For over a half century, Larry Kindred has spent his Friday nights running up and down Arizona high school football fields. Kindred played halfback at Carl Haden High in 1962. Three years later he started officiating football games.
"I work back judge. Every time there's a touchdown I have to run 60 yards to set up the ball. And that's not counting the times you're on long passes, runs, kickoffs," says Kindred, the 2012 Football Official of the Year.
“Not everybody can do it. We have two things we can't teach: common sense and judgement. If you can't do that, you can't be an official."
Despite still actively working, Kindred has been inducted into the Arizona Football Officials Hall of Fame.

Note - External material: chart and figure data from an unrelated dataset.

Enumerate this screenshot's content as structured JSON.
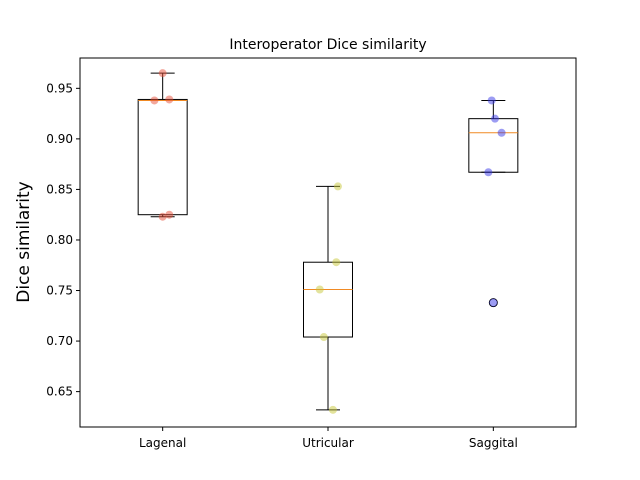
{
  "chart_data": {
    "type": "box",
    "title": "Interoperator Dice similarity",
    "xlabel": "",
    "ylabel": "Dice similarity",
    "categories": [
      "Lagenal",
      "Utricular",
      "Saggital"
    ],
    "ylim": [
      0.615,
      0.98
    ],
    "yticks": [
      0.65,
      0.7,
      0.75,
      0.8,
      0.85,
      0.9,
      0.95
    ],
    "ytick_labels": [
      "0.65",
      "0.70",
      "0.75",
      "0.80",
      "0.85",
      "0.90",
      "0.95"
    ],
    "grid": false,
    "boxes": [
      {
        "category": "Lagenal",
        "whisker_low": 0.823,
        "q1": 0.825,
        "median": 0.938,
        "q3": 0.939,
        "whisker_high": 0.965,
        "outliers": []
      },
      {
        "category": "Utricular",
        "whisker_low": 0.632,
        "q1": 0.704,
        "median": 0.751,
        "q3": 0.778,
        "whisker_high": 0.853,
        "outliers": []
      },
      {
        "category": "Saggital",
        "whisker_low": 0.867,
        "q1": 0.867,
        "median": 0.906,
        "q3": 0.92,
        "whisker_high": 0.938,
        "outliers": [
          0.738
        ]
      }
    ],
    "points": [
      {
        "category": "Lagenal",
        "values": [
          0.965,
          0.938,
          0.939,
          0.823,
          0.825
        ],
        "jitter": [
          0.0,
          -0.1,
          0.08,
          0.0,
          0.08
        ],
        "color": "#e8503a"
      },
      {
        "category": "Utricular",
        "values": [
          0.853,
          0.778,
          0.751,
          0.704,
          0.632
        ],
        "jitter": [
          0.12,
          0.1,
          -0.1,
          -0.05,
          0.06
        ],
        "color": "#c8c83a"
      },
      {
        "category": "Saggital",
        "values": [
          0.938,
          0.92,
          0.906,
          0.867,
          0.738
        ],
        "jitter": [
          -0.02,
          0.02,
          0.1,
          -0.06,
          0.0
        ],
        "color": "#3a3ae8"
      }
    ],
    "colors": {
      "box": "#000000",
      "median": "#f08a24"
    }
  }
}
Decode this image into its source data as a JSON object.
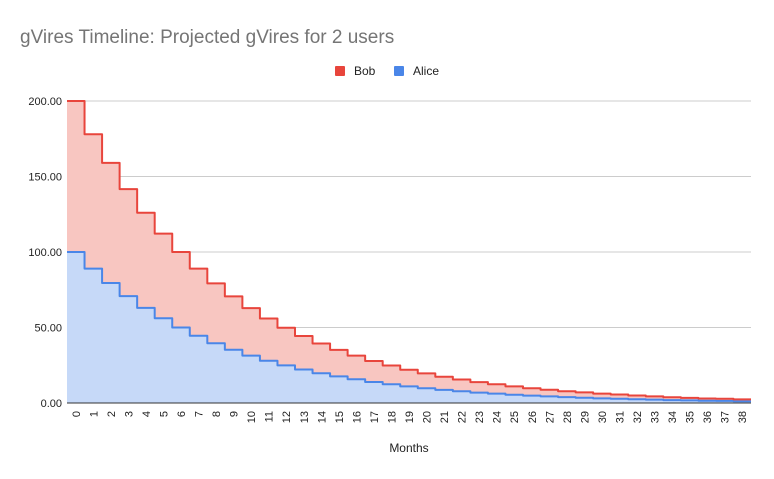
{
  "chart_data": {
    "type": "area",
    "stacked": true,
    "stepped": true,
    "title": "gVires Timeline: Projected gVires for 2 users",
    "xlabel": "Months",
    "ylabel": "",
    "ylim": [
      0,
      200
    ],
    "yticks": [
      "0.00",
      "50.00",
      "100.00",
      "150.00",
      "200.00"
    ],
    "ytick_values": [
      0,
      50,
      100,
      150,
      200
    ],
    "legend_position": "top",
    "grid": true,
    "x": [
      0,
      1,
      2,
      3,
      4,
      5,
      6,
      7,
      8,
      9,
      10,
      11,
      12,
      13,
      14,
      15,
      16,
      17,
      18,
      19,
      20,
      21,
      22,
      23,
      24,
      25,
      26,
      27,
      28,
      29,
      30,
      31,
      32,
      33,
      34,
      35,
      36,
      37,
      38
    ],
    "xtick_labels": [
      "0",
      "1",
      "2",
      "3",
      "4",
      "5",
      "6",
      "7",
      "8",
      "9",
      "10",
      "11",
      "12",
      "13",
      "14",
      "15",
      "16",
      "17",
      "18",
      "19",
      "20",
      "21",
      "22",
      "23",
      "24",
      "25",
      "26",
      "27",
      "28",
      "29",
      "30",
      "31",
      "32",
      "33",
      "34",
      "35",
      "36",
      "37",
      "38"
    ],
    "series": [
      {
        "name": "Bob",
        "line_color": "#e8453c",
        "fill_color": "#f8c6c1",
        "values": [
          100,
          89,
          79.5,
          70.8,
          63,
          56.1,
          50,
          44.5,
          39.6,
          35.3,
          31.4,
          28,
          24.9,
          22.2,
          19.7,
          17.6,
          15.7,
          13.9,
          12.4,
          11,
          9.8,
          8.7,
          7.8,
          6.9,
          6.2,
          5.5,
          4.9,
          4.4,
          3.9,
          3.5,
          3.1,
          2.8,
          2.5,
          2.2,
          1.9,
          1.7,
          1.5,
          1.4,
          1.2
        ]
      },
      {
        "name": "Alice",
        "line_color": "#4a86e8",
        "fill_color": "#c6d9f8",
        "values": [
          100,
          89,
          79.5,
          70.8,
          63,
          56.1,
          50,
          44.5,
          39.6,
          35.3,
          31.4,
          28,
          24.9,
          22.2,
          19.7,
          17.6,
          15.7,
          13.9,
          12.4,
          11,
          9.8,
          8.7,
          7.8,
          6.9,
          6.2,
          5.5,
          4.9,
          4.4,
          3.9,
          3.5,
          3.1,
          2.8,
          2.5,
          2.2,
          1.9,
          1.7,
          1.5,
          1.4,
          1.2
        ]
      }
    ]
  }
}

He’s worked seven state championships and countless marquee moments.
"I love the sport,” says Kindred, a former personal trainer. “You'd be surprised, as an official, how many coaches remember you. I’d have kids that played Pop Warner football come up and talk to me when I was doing college ball. If you do it correctly, then the kids are going to enjoy it and so are the coaches.”
He takes his job seriously, but Kindred has a sense of humor. His set up a “man cave” in his house to celebrate his career. It’s in the bathroom.
“It’s where everybody has to go sooner or later,” says Kindred with a smile. The walls are painted with black stripes, like an officials jersey.
A bathroom “man cave" is a first. His career has been full of them. Kindred trained Shannon Eastin, the NFL’s first female official. He has countless mentees all over the country.
“It’s been an honor to work with him,” says Glenn Russell, a member of Kindred's officiating crew. “He knows a lot about the game. He knows a lot of people who can help officials, which is a really big thing. He’s been a mentor to guys who worked in the NFL, guys who work Pac 12 stuff. He’s been an inspiration to Arizona football.”
Kindred wouldn’t tell AZFamily sports his age, saying “we can do the math.” He doesn’t recommend anybody from the Class of 1962 pick up a second career in football officiating, but also has no plans to stop.
"Why do I still do it? Because I enjoy it,” says Kindred. “When I quit enjoying it then I'm going to quit, when you see one of those headstones in the middle of the football field somewhere. It's been enjoyable. Helping kids learn how to become an official. It's really important to me.”
Kindred shows no signs of slowing down. To stay in shape, Kindred runs two miles and walks two miles every day. That’s not counting his trips up and down the field on Friday nights.